DUBAI: Network International, the UAE payments processor, has committed to a London IPO next month in what would be the UK’s first big share sale of the year.
The company intends to have a free float of at least 25 percent and admission to the London Stock Exchange is expected to take place in April, Network International said in a regulatory filing on Thursday.
The planned share sale comes at an uncertain time in the UK where there is still no clarity around whether Britain will leave the EU or not at the end of the month.
VPS Healthcare, the Abu Dhabi-based hospital operator, is reconsidering plans to list in London due to uncertainty surrounding Brexit, Bloomberg reported on Thursday citing a person familiar with the matter.
The company, which operates hospitals in the Middle East, was said to be also considering listing in the US or Singapore.
Emirates NBD, Dubai’s biggest bank, owns 51 percent of Network International while Warburg Pincus and General Atlantic jointly own the rest.
The share sale will be a key test of investor demand for new listings in London after a subdued 2018 across most European markets.
“Volatility has continued in recent months, driven by the uncertainty around trade between the US and China, the wider geopolitical climate and the potential end of the current bull run,” said Peter Whelan, partner and UK IPO Lead at PwC in a recent report.
“We are seeing a healthy number of companies preparing for an IPO in 2019 despite the ongoing Brexit negotiations which have clearly impacted IPO activity on the London market.”
The payment processor reported earnings of $298 million last year according to its website, up from $262 million a year earlier. It does not disclose net income figures.

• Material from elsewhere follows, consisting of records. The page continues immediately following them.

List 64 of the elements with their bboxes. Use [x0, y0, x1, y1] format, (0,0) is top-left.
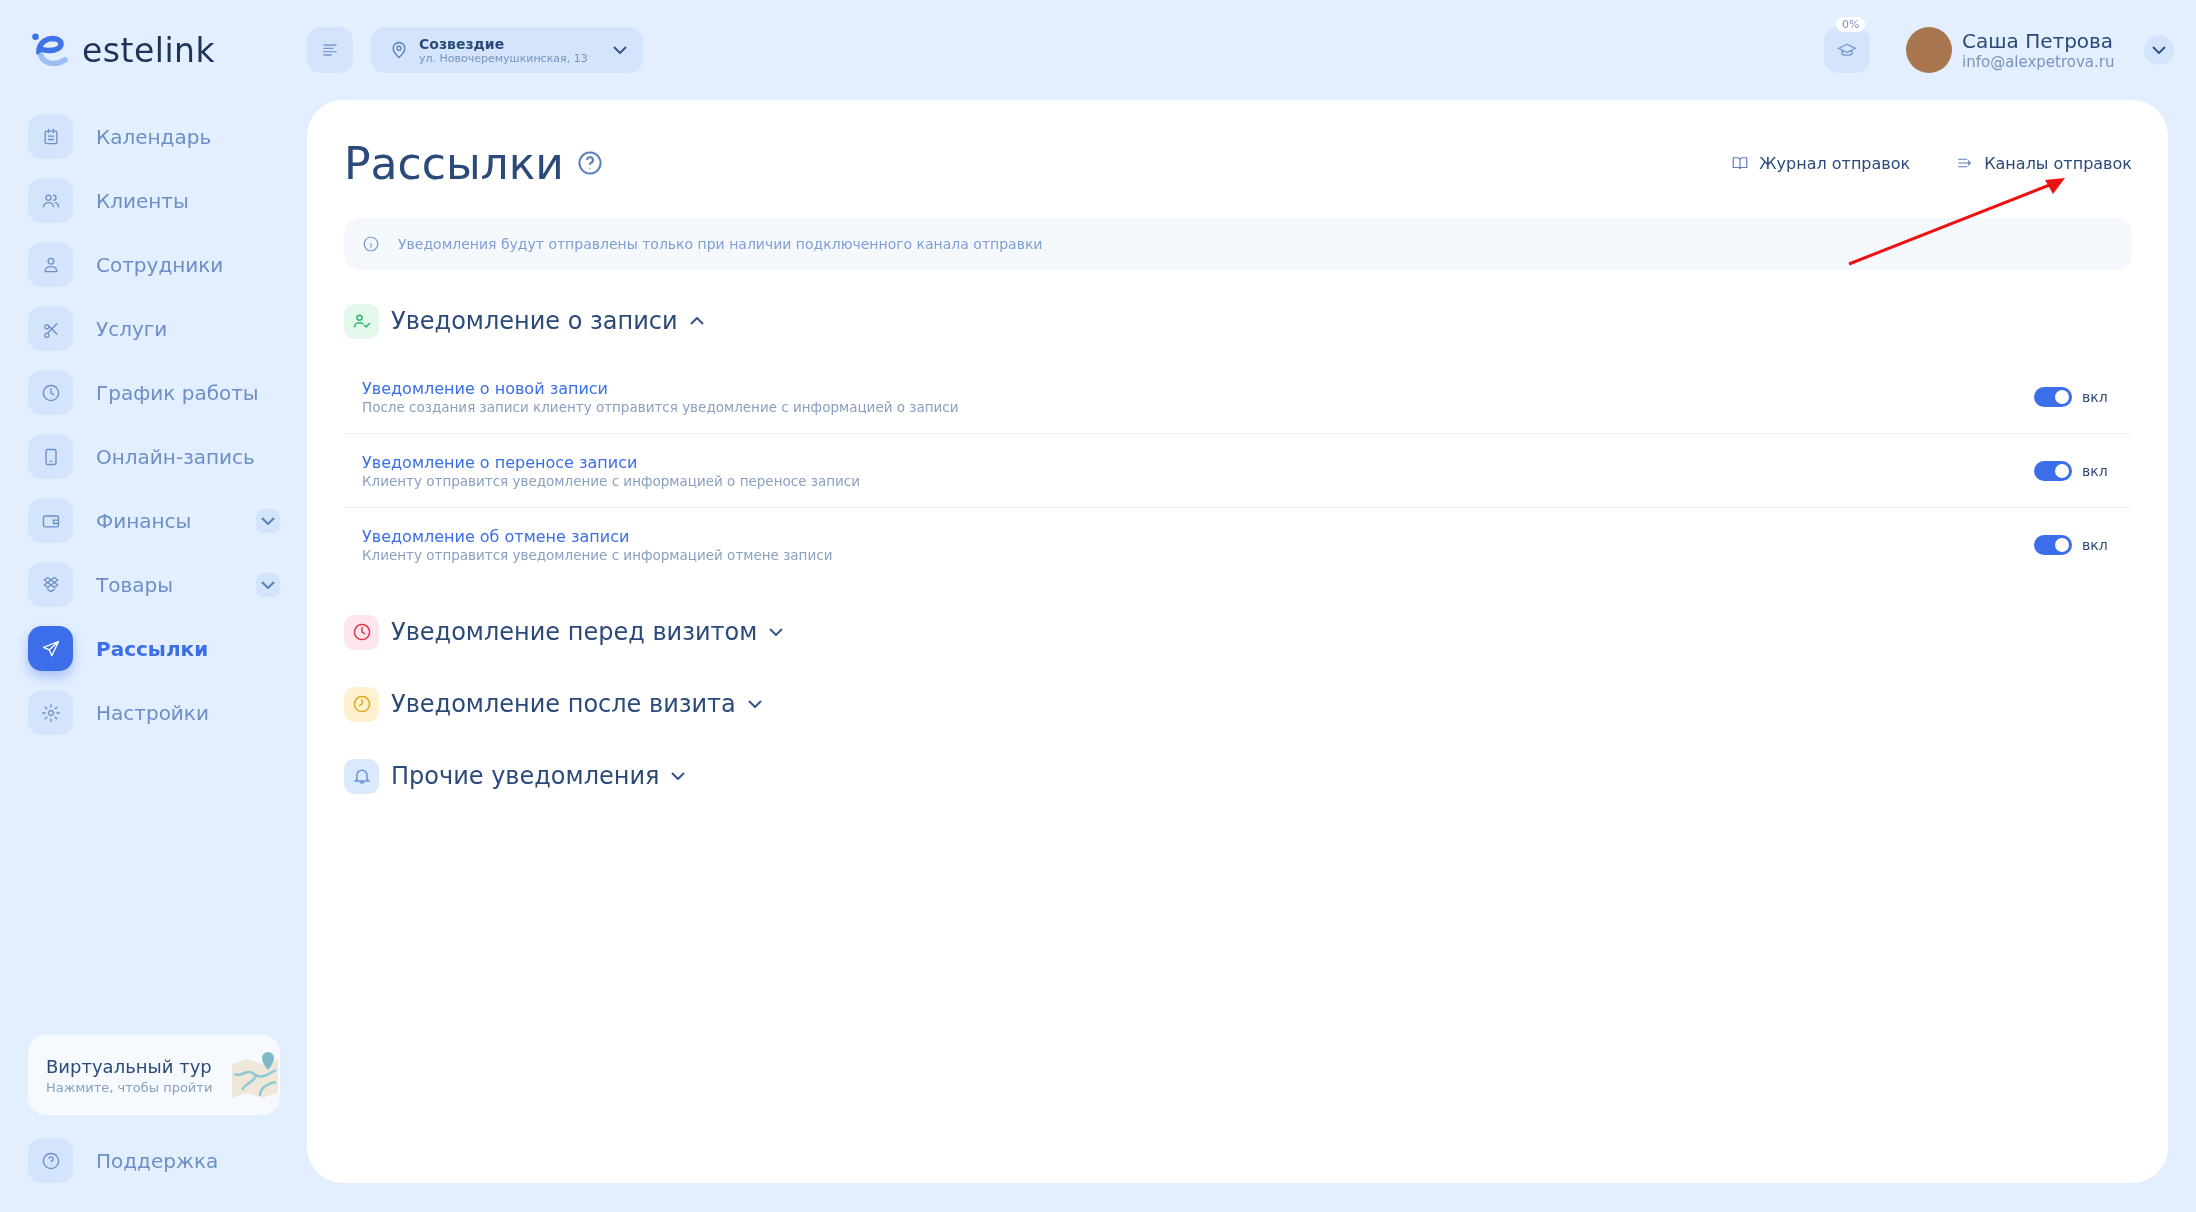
section-header[interactable]: Уведомление о записи [344, 300, 704, 342]
clock-icon [351, 694, 372, 714]
clock-icon [351, 622, 372, 642]
virtual-tour-card[interactable]: Виртуальный тур Нажмите, чтобы пройти [28, 1035, 280, 1115]
sidebar-item[interactable]: График работы [28, 370, 280, 415]
graduation-cap-button[interactable] [1824, 27, 1870, 73]
book-icon [1731, 154, 1750, 172]
sidebar-item[interactable]: Услуги [28, 306, 280, 351]
user-email: info@alexpetrova.ru [1962, 53, 2116, 71]
sidebar-item[interactable]: Рассылки [28, 626, 280, 671]
info-text: Уведомления будут отправлены только при наличии подключенного канала отправки [398, 236, 1043, 252]
chevron-down-icon [2152, 46, 2166, 54]
chevron-down-icon [261, 516, 275, 525]
progress-badge: 0% [1836, 17, 1866, 32]
section-header[interactable]: Уведомление после визита [344, 683, 762, 725]
tour-subtitle: Нажмите, чтобы пройти [46, 1079, 214, 1095]
chevron-icon [747, 700, 762, 708]
sidebar-item[interactable]: Финансы [28, 498, 280, 543]
chevron-down-icon [613, 46, 627, 54]
help-icon[interactable] [575, 149, 604, 177]
expand-button[interactable] [256, 508, 280, 533]
sidebar-item[interactable]: Календарь [28, 114, 280, 159]
section-header[interactable]: Уведомление перед визитом [344, 611, 784, 653]
toggle-switch[interactable] [2034, 534, 2072, 555]
notification-description: После создания записи клиенту отправится уведомление с информацией о записи [362, 398, 960, 415]
section-header[interactable]: Прочие уведомления [344, 755, 686, 797]
sidebar-item[interactable]: Онлайн-запись [28, 434, 280, 479]
map-drawing [230, 1050, 280, 1100]
user-check-icon [351, 311, 372, 331]
chevron-icon [671, 772, 686, 780]
avatar [1906, 27, 1952, 73]
page-title: Рассылки [344, 137, 564, 189]
sidebar-item[interactable]: Клиенты [28, 178, 280, 223]
help-icon [40, 1150, 61, 1171]
notification-title: Уведомление о переносе записи [362, 452, 639, 472]
chevron-icon [689, 317, 704, 325]
toggle-switch[interactable] [2034, 386, 2072, 407]
header-link[interactable]: Журнал отправок [1731, 153, 1911, 173]
location-selector[interactable]: Созвездие ул. Новочеремушкинская, 13 [371, 27, 643, 73]
toggle-label: вкл [2082, 388, 2108, 405]
notification-description: Клиенту отправится уведомление с информацией о переносе записи [362, 472, 862, 489]
notification-title: Уведомление о новой записи [362, 378, 609, 398]
notification-description: Клиенту отправится уведомление с информацией отмене записи [362, 546, 834, 563]
toggle-label: вкл [2082, 536, 2108, 553]
sidebar-item[interactable]: Сотрудники [28, 242, 280, 287]
info-icon [362, 235, 380, 253]
logo-text: estelink [82, 30, 216, 70]
notification-title: Уведомление об отмене записи [362, 526, 631, 546]
tour-title: Виртуальный тур [46, 1055, 213, 1077]
clock-icon [40, 382, 61, 403]
user-name: Саша Петрова [1962, 29, 2115, 53]
chevron-down-icon [261, 580, 275, 589]
expand-button[interactable] [256, 572, 280, 597]
support-item[interactable]: Поддержка [28, 1138, 280, 1183]
sidebar-item[interactable]: Товары [28, 562, 280, 607]
send-icon [40, 638, 61, 659]
header-link[interactable]: Каналы отправок [1956, 153, 2132, 173]
toggle-label: вкл [2082, 462, 2108, 479]
location-name: Созвездие [419, 35, 506, 52]
user-menu-button[interactable] [2144, 35, 2174, 65]
location-address: ул. Новочеремушкинская, 13 [419, 51, 589, 65]
toggle-switch[interactable] [2034, 460, 2072, 481]
chevron-icon [769, 628, 784, 636]
sidebar-item[interactable]: Настройки [28, 690, 280, 735]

The company handles digital payments across the Middle East, which generate three quarters of its total earnings.
Last year it processed some $40 billion in payments for more than 65,000 merchants.
Its key markets in the region include the UAE and Jordan it says that Saudi Arabia offers “significant opportunities.” It also offers services in 40 African countries with Egypt, Nigeria and South Africa being its most important segments on the continent.